Examples of adaptations include resistance to vasoconstriction, which is a narrowing of the blood vessels that can occur at high elevations, putting undue stress on the heart; resistance to a toxin in grass that can also cause vasoconstriction; tolerance for high heat or humidity, or changes in hair shedding.

He said when they were looking for signatures for selection in the DNA, there were pieces of DNA that appeared to be related to vasoconstriction or vasodilation, which would make the vessels narrower or wider. It was not just heat stress they were worried about but any sort of stressful environment.

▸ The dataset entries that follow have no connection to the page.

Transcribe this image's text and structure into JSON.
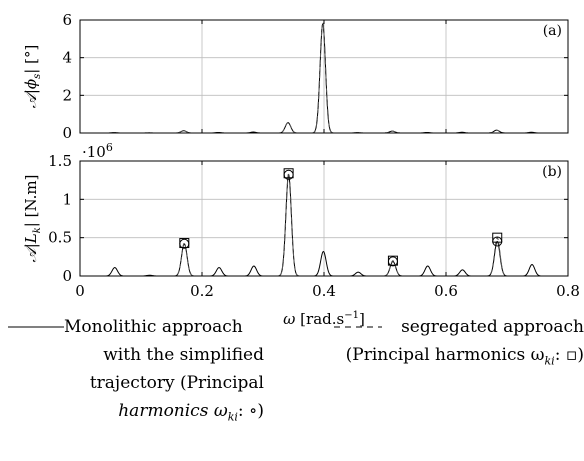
{
  "chart_data": [
    {
      "id": "a",
      "type": "line",
      "panel_label": "(a)",
      "ylabel_parts": [
        "𝒜",
        "|ϕ",
        "s",
        "| [°]"
      ],
      "x_range": [
        0,
        0.8
      ],
      "y_range": [
        0,
        6
      ],
      "y_ticks": [
        0,
        2,
        4,
        6
      ],
      "y_tick_labels": [
        "0",
        "2",
        "4",
        "6"
      ],
      "x_ticks": [
        0,
        0.2,
        0.4,
        0.6,
        0.8
      ],
      "grid": true,
      "series": [
        {
          "line_style": "solid",
          "x": [
            0,
            0.056,
            0.113,
            0.17,
            0.227,
            0.284,
            0.341,
            0.398,
            0.455,
            0.512,
            0.569,
            0.626,
            0.683,
            0.74,
            0.8
          ],
          "y": [
            0,
            0.02,
            0.01,
            0.12,
            0.03,
            0.05,
            0.55,
            5.8,
            0.02,
            0.1,
            0.03,
            0.04,
            0.15,
            0.04,
            0
          ]
        },
        {
          "line_style": "dashed",
          "x": [
            0,
            0.17,
            0.341,
            0.398,
            0.512,
            0.683,
            0.8
          ],
          "y": [
            0,
            0.12,
            0.55,
            5.8,
            0.1,
            0.15,
            0
          ]
        }
      ]
    },
    {
      "id": "b",
      "type": "line",
      "panel_label": "(b)",
      "ylabel_parts": [
        "𝒜",
        "|L",
        "k",
        "| [N.m]"
      ],
      "y_multiplier": "·10",
      "y_multiplier_exp": "6",
      "x_range": [
        0,
        0.8
      ],
      "y_range": [
        0,
        1.5
      ],
      "y_ticks": [
        0,
        0.5,
        1,
        1.5
      ],
      "y_tick_labels": [
        "0",
        "0.5",
        "1",
        "1.5"
      ],
      "x_ticks": [
        0,
        0.2,
        0.4,
        0.6,
        0.8
      ],
      "x_tick_labels": [
        "0",
        "0.2",
        "0.4",
        "0.6",
        "0.8"
      ],
      "xlabel_parts": [
        "ω",
        " [rad.s",
        "−1",
        "]"
      ],
      "grid": true,
      "series": [
        {
          "line_style": "solid",
          "x": [
            0,
            0.057,
            0.114,
            0.171,
            0.228,
            0.285,
            0.342,
            0.399,
            0.456,
            0.513,
            0.57,
            0.627,
            0.684,
            0.741,
            0.8
          ],
          "y": [
            0,
            0.11,
            0.01,
            0.42,
            0.11,
            0.13,
            1.32,
            0.32,
            0.05,
            0.19,
            0.13,
            0.08,
            0.45,
            0.15,
            0
          ]
        },
        {
          "line_style": "dashed",
          "x": [
            0,
            0.171,
            0.342,
            0.513,
            0.684,
            0.8
          ],
          "y": [
            0,
            0.43,
            1.34,
            0.2,
            0.5,
            0
          ]
        }
      ],
      "markers_circle": {
        "x": [
          0.171,
          0.342,
          0.513,
          0.684
        ],
        "y": [
          0.42,
          1.32,
          0.19,
          0.45
        ]
      },
      "markers_square": {
        "x": [
          0.171,
          0.342,
          0.513,
          0.684
        ],
        "y": [
          0.43,
          1.34,
          0.2,
          0.5
        ]
      }
    }
  ],
  "legend": {
    "monolithic": [
      "Monolithic approach",
      "with the simplified",
      "trajectory (Principal",
      "harmonics ω",
      "ki",
      ": ∘)"
    ],
    "segregated": [
      "segregated approach",
      "(Principal harmonics ω",
      "ki",
      ": ▫)"
    ]
  }
}
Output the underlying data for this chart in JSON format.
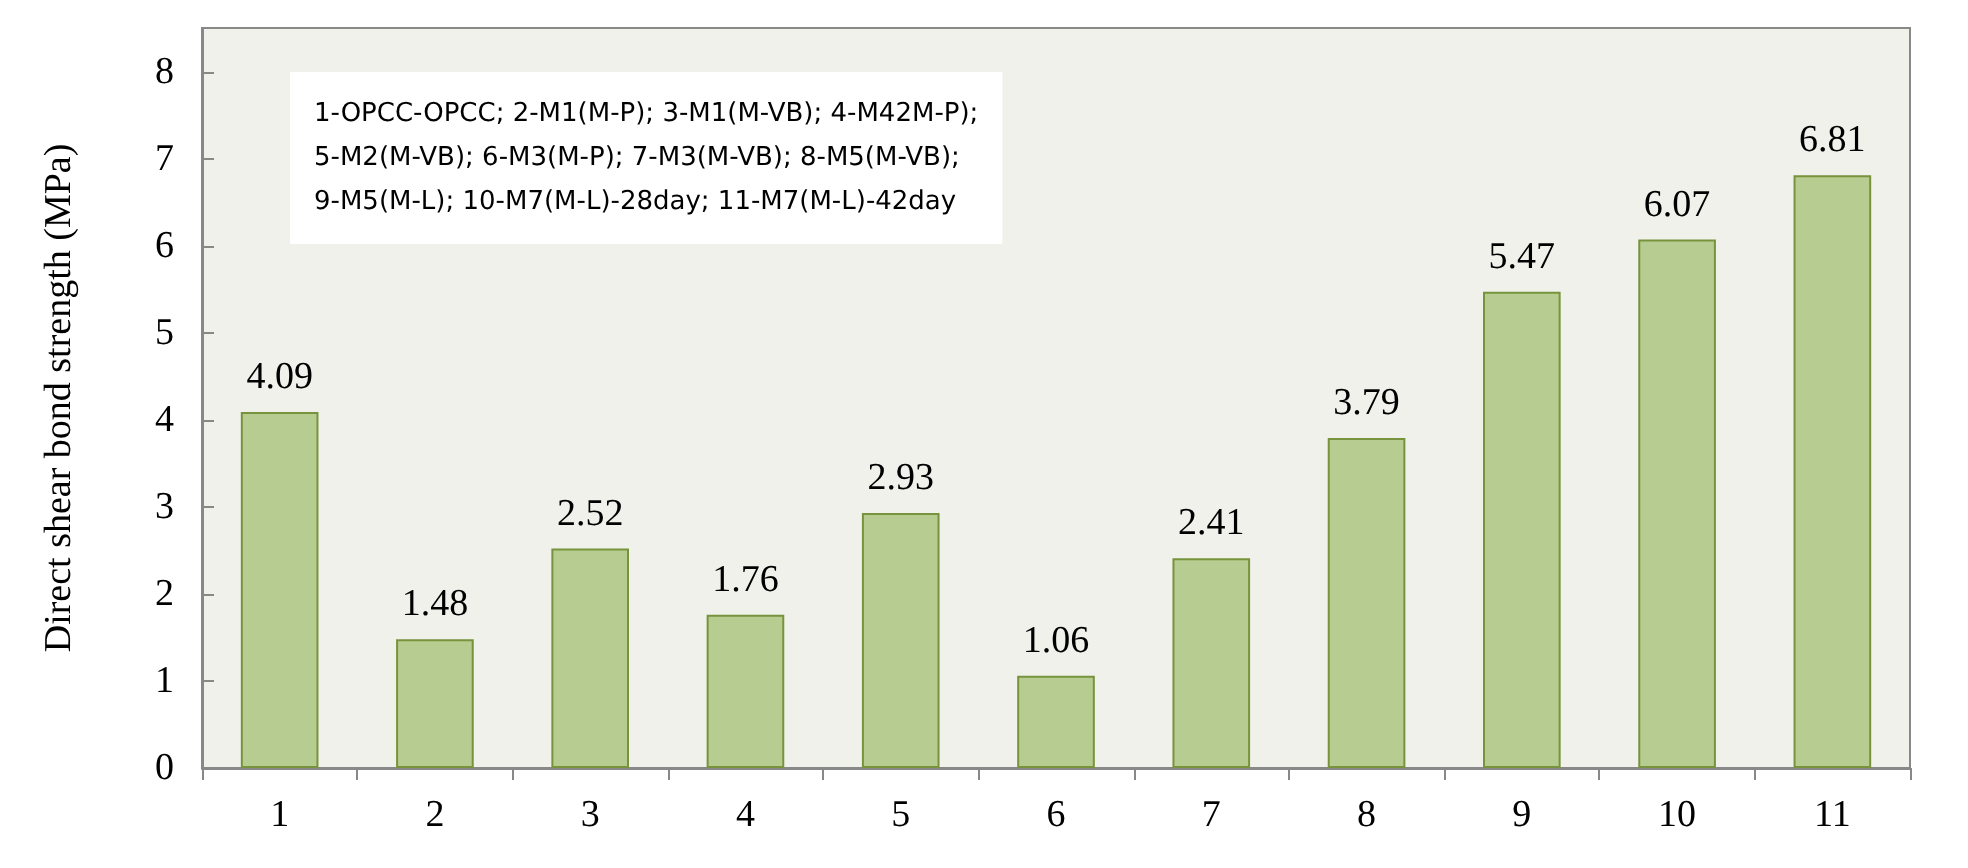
{
  "chart_data": {
    "type": "bar",
    "ylabel": "Direct shear bond strength (MPa)",
    "categories": [
      "1",
      "2",
      "3",
      "4",
      "5",
      "6",
      "7",
      "8",
      "9",
      "10",
      "11"
    ],
    "values": [
      4.09,
      1.48,
      2.52,
      1.76,
      2.93,
      1.06,
      2.41,
      3.79,
      5.47,
      6.07,
      6.81
    ],
    "color": "#b7cc90",
    "data_labels": true,
    "ylim": [
      0,
      8.5
    ],
    "yticks": [
      0,
      1,
      2,
      3,
      4,
      5,
      6,
      7,
      8
    ],
    "grid": false,
    "annotations": [
      "1-OPCC-OPCC; 2-M1(M-P); 3-M1(M-VB); 4-M42M-P);\n5-M2(M-VB); 6-M3(M-P); 7-M3(M-VB); 8-M5(M-VB);\n9-M5(M-L); 10-M7(M-L)-28day; 11-M7(M-L)-42day"
    ]
  }
}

“Hair shedding is how quickly cows shed out in spring,” he said. “When you start collecting those trait records it’s surprising how many cows fail to shed out in a timely manner. In some situations, they still haven’t fully shed out at the end of summer. That causes the animal to experience more heat stress. They end up struggling fertility-wise, they don’t get bred, or they calve later in the breeding season and tend to wean a younger, lighter calf.”

He said that hair shedding is a really complex trait and controlled by hundreds of DNA variants.

“The other thing with hair shedding is that it also paints a picture of the metabolic state of that animal. It could be something that would be a good companion to a body condition score for those cows struggling nutritionally and shedding later. But for hair shedding, the inheritability is quite high. Something in the range of 35-40 percent of the variation is due to genetics and the rest is due to environmental and management factors.”

The hair shedding trait has high merit to Decker. He said that in Missouri in winter they can run into a polar vortex event with abnormally cold weather. He wants cows to have a thick, furry coat to deal with the winter and then shed out efficiently for a desirable hair coat in the summer.

Under stressful conditions, some animals have a poor gene-by-environment interaction. Each cow’s genotype responds to an environmental variation in a different way and perhaps underperforms compared to what their genetic predictions would indicate.

“In the 1970s, some research showed there was significant re-ranking of animals across environments,” he said. “Researchers took a line of Hereford cattle from Montana and a line of Herefords from Florida and swapped a portion of them with some Florida cows going to Montana and vice-versa. In that research they showed there were significant gene-by-environment re-rankings, proving that genotypes by environment do exist.”

Today’s approach to breeding can include the application of artificial insemination. While it is selected from a bull with particular desirable traits and which itself had been bred in another part of the country, the semen brings with it the whole genetic package. Over time, the beneficial adaptations are going to decrease. Over generations, that cow herd will lose advantages that would have been useful to the farmer.

“While artificial insemination has improved genetic merits of the herd such as production traits, what we have tried to point out is that what is needed is a specific piece of information that allows producers to identify those animals that are specifically fit to deal with stressful forces in their local environment. We have lots of different animals that we have genotyped.”

The team is analyzing data to develop more tailored genetic predictions.

“If we look at our friends involved in crop production, all crops are produced with genetic-by-environment effects in mind,” he said. “They create specific varieties for specific climates. They are much more aware and intentional about creating crops that handle specific environments better.

“We need to create some of those things for livestock, whether it is genetic predictions tailored to specific environments or new traits.”

The study was recently published in the journal PLOS Genetics.